Machu Picchu’s moneyshot

As I enter my third week of living in Peru, I can easily say I’ve been blown away by the beauty of its people, landscape and incredible food.  Like Mexico City, Lima was never a place on my list to visit, yet it has turned into a city I would love to live in someday.  I just returned to my home in Lima after a week of trekking through the Andes on the Inca Trail with my best friend from college.  We experienced 4 days of hiking and camping on the Inca Trail, explored Machu Picchu, had 4 days in Cusco, enjoyed lunch in Aguas Calientes, and huffed and puffed on a day’s hike to Rainbow Mountain.  It was the trip of a lifetime and it’s hard to put into words everything we experienced in just 8 days.  That being said, I found myself chuckling at the few ‘dangers’ of traveling Peru and thought it would be appropriate to pass along for future travelers.

The most dangerous thing about Lima (that I’ve noticed so far) is crossing the street.  Drivers rarely slow down for pedestrians and walk signals are few and far between.  Cross walks exist, but it’s almost as though drivers hit the gas when they approach them.  You really need to be on your game when you step off the curb and be ready, at any time, to break into a sprint.  Cusco, on the other hand, has a mixture of dangers: again with the traffic (though they do seem to slow down at cross walks), steps (out of nowhere), and altitude. 

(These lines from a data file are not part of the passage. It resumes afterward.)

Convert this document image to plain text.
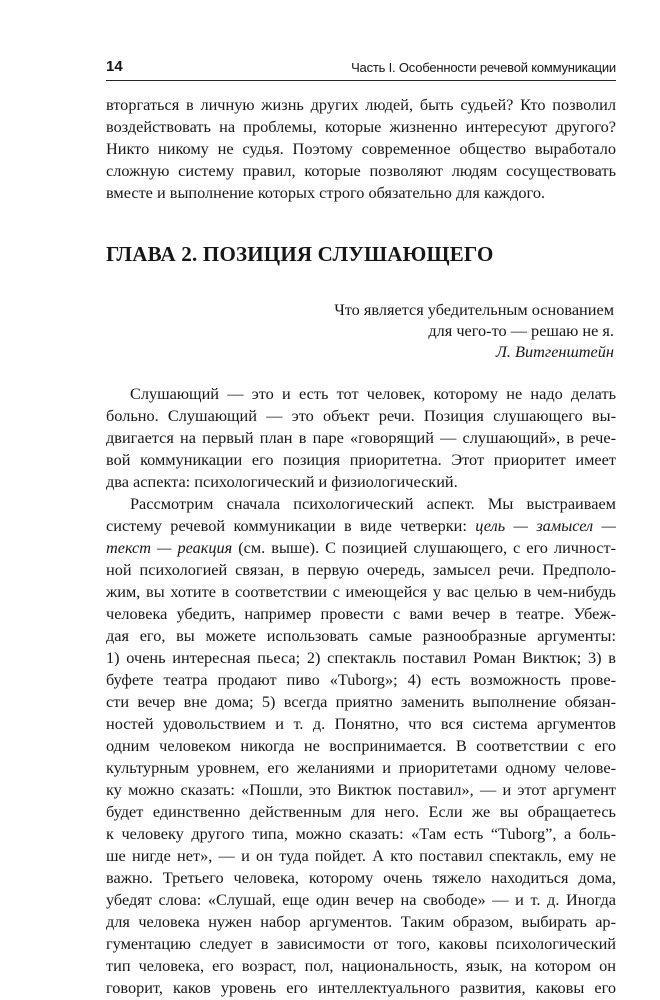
14	Часть I. Особенности речевой коммуникации
вторгаться в личную жизнь других людей, быть судьей? Кто позволил
воздействовать на проблемы, которые жизненно интересуют другого?
Никто никому не судья. Поэтому современное общество выработало
сложную систему правил, которые позволяют людям сосуществовать
вместе и выполнение которых строго обязательно для каждого.
ГЛАВА 2. ПОЗИЦИЯ СЛУШАЮЩЕГО
Что является убедительным основанием
для чего-то — решаю не я.
Л. Витгенштейн
Слушающий — это и есть тот человек, которому не надо делать
больно. Слушающий — это объект речи. Позиция слушающего вы-
двигается на первый план в паре «говорящий — слушающий», в рече-
вой коммуникации его позиция приоритетна. Этот приоритет имеет
два аспекта: психологический и физиологический.
Рассмотрим сначала психологический аспект. Мы выстраиваем
систему речевой коммуникации в виде четверки: цель — замысел —
текст — реакция (см. выше). С позицией слушающего, с его личност-
ной психологией связан, в первую очередь, замысел речи. Предполо-
жим, вы хотите в соответствии с имеющейся у вас целью в чем-нибудь
человека убедить, например провести с вами вечер в театре. Убеж-
дая его, вы можете использовать самые разнообразные аргументы:
1) очень интересная пьеса; 2) спектакль поставил Роман Виктюк; 3) в
буфете театра продают пиво «Tuborg»; 4) есть возможность прове-
сти вечер вне дома; 5) всегда приятно заменить выполнение обязан-
ностей удовольствием и т. д. Понятно, что вся система аргументов
одним человеком никогда не воспринимается. В соответствии с его
культурным уровнем, его желаниями и приоритетами одному челове-
ку можно сказать: «Пошли, это Виктюк поставил», — и этот аргумент
будет единственно действенным для него. Если же вы обращаетесь
к человеку другого типа, можно сказать: «Там есть “Tuborg”, а боль-
ше нигде нет», — и он туда пойдет. А кто поставил спектакль, ему не
важно. Третьего человека, которому очень тяжело находиться дома,
убедят слова: «Слушай, еще один вечер на свободе» — и т. д. Иногда
для человека нужен набор аргументов. Таким образом, выбирать ар-
гументацию следует в зависимости от того, каковы психологический
тип человека, его возраст, пол, национальность, язык, на котором он
говорит, каков уровень его интеллектуального развития, каковы его
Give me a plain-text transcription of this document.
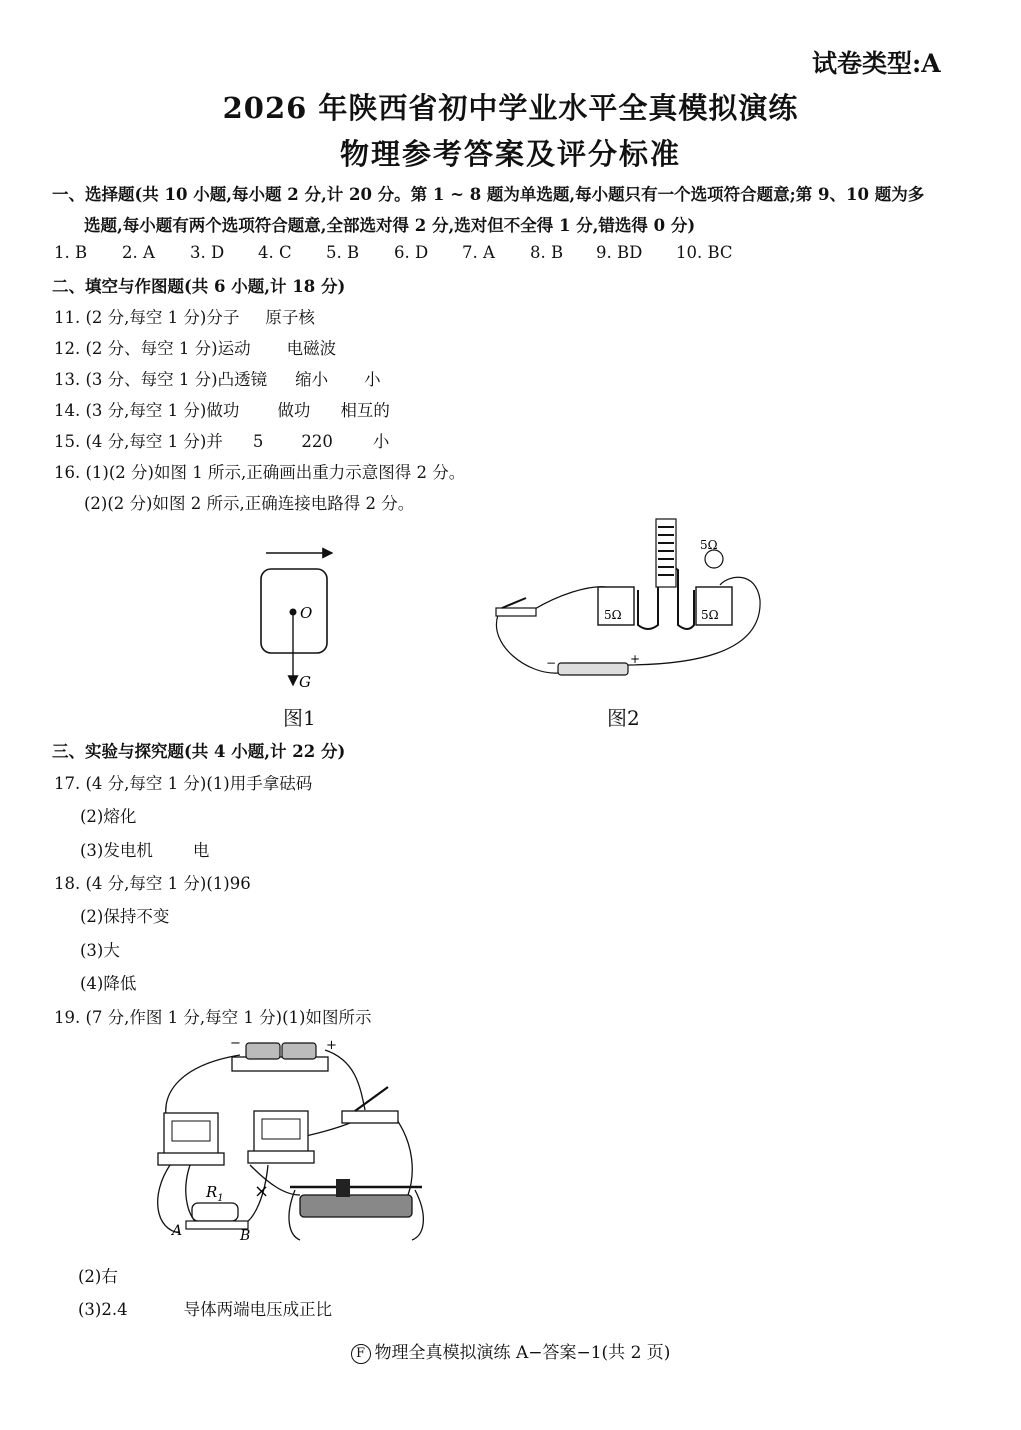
试卷类型:A
2026 年陕西省初中学业水平全真模拟演练
物理参考答案及评分标准
一、选择题(共 10 小题,每小题 2 分,计 20 分。第 1 ~ 8 题为单选题,每小题只有一个选项符合题意;第 9、10 题为多
选题,每小题有两个选项符合题意,全部选对得 2 分,选对但不全得 1 分,错选得 0 分)
1. B 2. A 3. D 4. C 5. B 6. D 7. A 8. B 9. BD 10. BC
二、填空与作图题(共 6 小题,计 18 分)
11. (2 分,每空 1 分)分子 原子核
12. (2 分、每空 1 分)运动 电磁波
13. (3 分、每空 1 分)凸透镜 缩小 小
14. (3 分,每空 1 分)做功 做功 相互的
15. (4 分,每空 1 分)并 5 220 小
16. (1)(2 分)如图 1 所示,正确画出重力示意图得 2 分。
(2)(2 分)如图 2 所示,正确连接电路得 2 分。
O
G
图1
−	+
5Ω	5Ω
5Ω
图2
三、实验与探究题(共 4 小题,计 22 分)
17. (4 分,每空 1 分)(1)用手拿砝码
(2)熔化
(3)发电机 电
18. (4 分,每空 1 分)(1)96
(2)保持不变
(3)大
(4)降低
19. (7 分,作图 1 分,每空 1 分)(1)如图所示
−	+
$R_1$
A	B
×
(2)右
(3)2.4	导体两端电压成正比
F 物理全真模拟演练 A−答案−1(共 2 页)
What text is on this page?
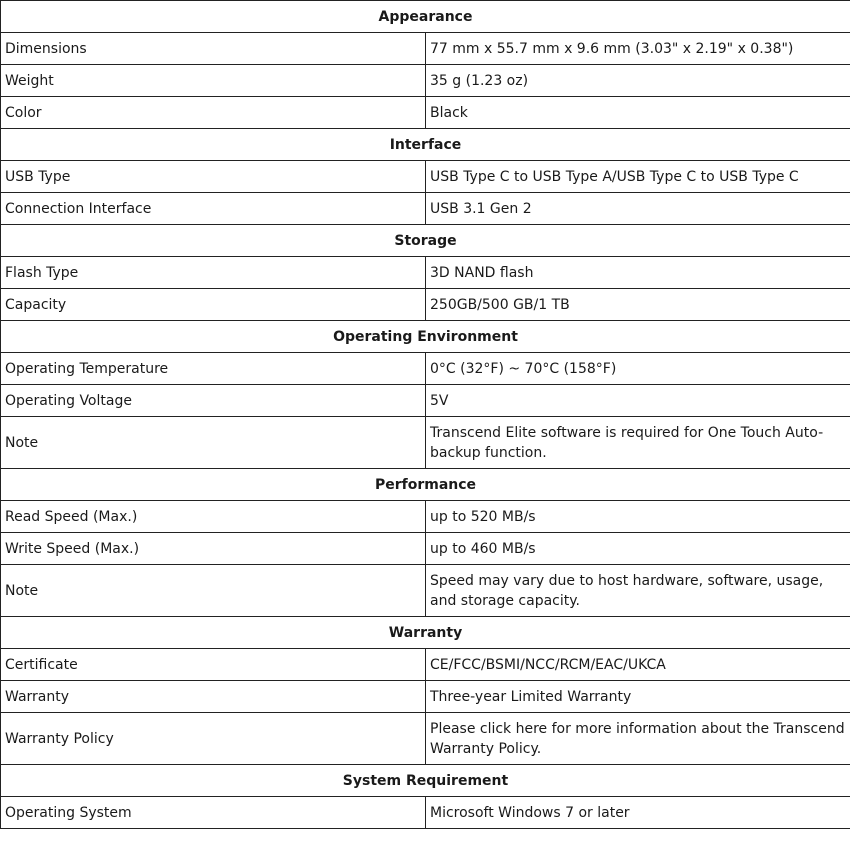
Appearance	
Dimensions	77 mm x 55.7 mm x 9.6 mm (3.03" x 2.19" x 0.38")
Weight	35 g (1.23 oz)
Color	Black
Interface	
USB Type	USB Type C to USB Type A/USB Type C to USB Type C
Connection Interface	USB 3.1 Gen 2
Storage	
Flash Type	3D NAND flash
Capacity	250GB/500 GB/1 TB
Operating Environment	
Operating Temperature	0°C (32°F) ~ 70°C (158°F)
Operating Voltage	5V
Note	Transcend Elite software is required for One Touch Auto-backup function.
Performance	
Read Speed (Max.)	up to 520 MB/s
Write Speed (Max.)	up to 460 MB/s
Note	Speed may vary due to host hardware, software, usage, and storage capacity.
Warranty	
Certificate	CE/FCC/BSMI/NCC/RCM/EAC/UKCA
Warranty	Three-year Limited Warranty
Warranty Policy	Please click here for more information about the Transcend Warranty Policy.
System Requirement	
Operating System	Microsoft Windows 7 or later
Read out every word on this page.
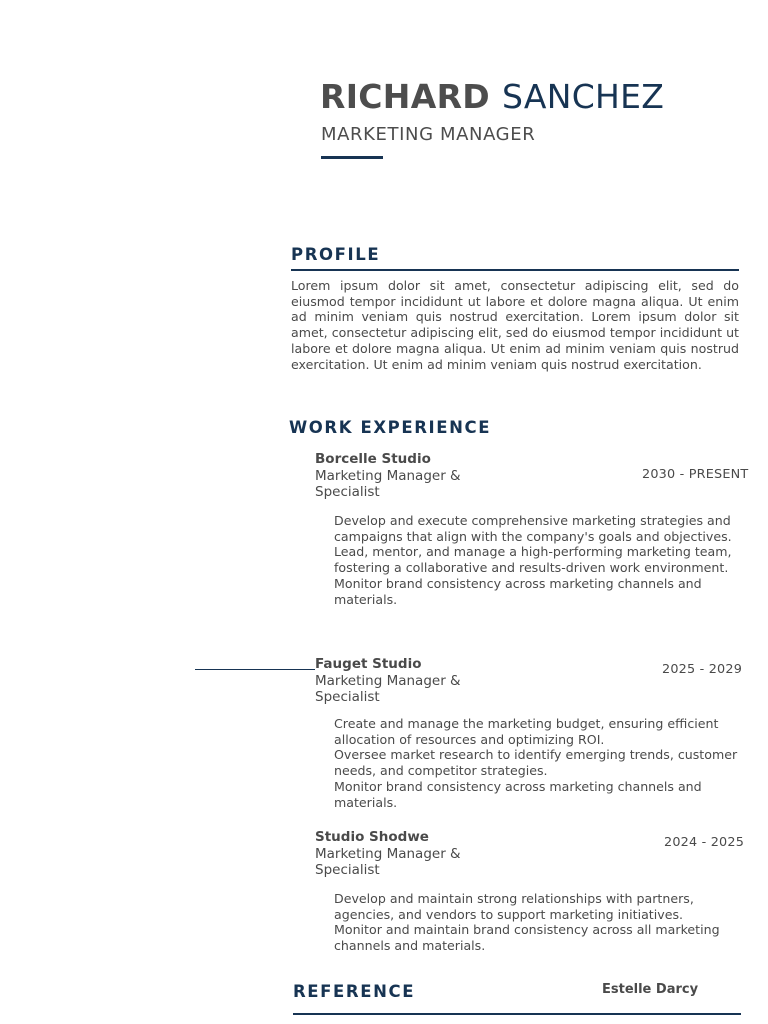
RICHARD SANCHEZ
MARKETING MANAGER
PROFILE
Lorem ipsum dolor sit amet, consectetur adipiscing elit, sed do eiusmod tempor incididunt ut labore et dolore magna aliqua. Ut enim ad minim veniam quis nostrud exercitation. Lorem ipsum dolor sit amet, consectetur adipiscing elit, sed do eiusmod tempor incididunt ut labore et dolore magna aliqua. Ut enim ad minim veniam quis nostrud exercitation. Ut enim ad minim veniam quis nostrud exercitation.
WORK EXPERIENCE
Borcelle Studio
Marketing Manager & Specialist
2030 - PRESENT
Develop and execute comprehensive marketing strategies and campaigns that align with the company's goals and objectives.
Lead, mentor, and manage a high-performing marketing team, fostering a collaborative and results-driven work environment.
Monitor brand consistency across marketing channels and materials.
Fauget Studio
Marketing Manager & Specialist
2025 - 2029
Create and manage the marketing budget, ensuring efficient allocation of resources and optimizing ROI.
Oversee market research to identify emerging trends, customer needs, and competitor strategies.
Monitor brand consistency across marketing channels and materials.
Studio Shodwe
Marketing Manager & Specialist
2024 - 2025
Develop and maintain strong relationships with partners, agencies, and vendors to support marketing initiatives.
Monitor and maintain brand consistency across all marketing channels and materials.
REFERENCE	Estelle Darcy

Since we’ve already discussed Lima and traffic, let’s discuss Cusco’s stair surprise.  As you walk through the city, make sure to look down before you take a step.  It’s not as easy as it sounds.  Beauty surrounds you in both the hills on one side of the city and the charm of its old buildings throughout.  Flat sidewalks abruptly go vertical, and often a step or two is thrown in without warning.

On to the altitude.  Having been sans alcohol for over a year and a half, stepping off the airplane in Cusco was a trip back in time to drunksville.  11,000ft can really affect a person coming from sea level, and I was no exception arriving from Lima.  Having lived at 8,500ft in Bogota 2 months prior seemed to be little help as I broke into giggles and tried my best to walk straight.  Wait- is this really what altitude sickness feels like?  This is fun!

The locals swear by coca leaves (for chewing, kind of like tobacco), coca candy and coca tea, for altitude sickness.  That’s right, the stuff that cocaine is made from is practically forced into your mouth when you step off the plane in Cusco.  But locals claim that coca, in it’s pure form (meaning instead of mixing it with diesel, lime, and Clorox to create cocaine), can cure anything from altitude sickness to cholesterol and cancer.  At altitude in Peru, they consume it with religious vigor.  “Used in its whole form, coca leaf is a fundamentally benign herbal material which provides vitamin A, riboflavin, iron and calcium, and may also help to regulate blood glucose, thus enhancing metabolism and helping to reduce the tendency toward adult onset diabetes and obesity. Coca leaf is also rich in beneficial antioxidants, including ones that help to protect the integrity of blood vessels.” – Medicine Hunter

We carried coca toffees with us during our week in the Andes and drank coca tea by the gallon. I didn’t notice any effects, however, until I stuffed a wad of leaves (stems and all) into my mouth on Rainbow Mountain, gasping at 17,000ft, and my tongue went numb.  Even with this obvious reaction in my mouth, altitude effects such as a headache, slight loss of balance, and exhaustion overwhelmed me.  I’ll never know if I would have felt worse without it, but I didn’t feel anything substantial with it.

With all joking aside, altitude sickness is a passing phase, steps can be seen if you pay attention, and traffic lights can be followed.  Peru is an amazing place to visit, with nearly everything to offer: coastline, beautiful cities, culinary delights, incredible mountain treks with peaks over 22,000ft and visually stunning landscapes.  In addition, the Inca’s past and the much more recent Spanish conquest have left an intriguing history to explore.  There is no shortage of stimulation here in the Andes (no pun intended).  The only thing truly perilous about Peru is that, like me, you may never want to leave.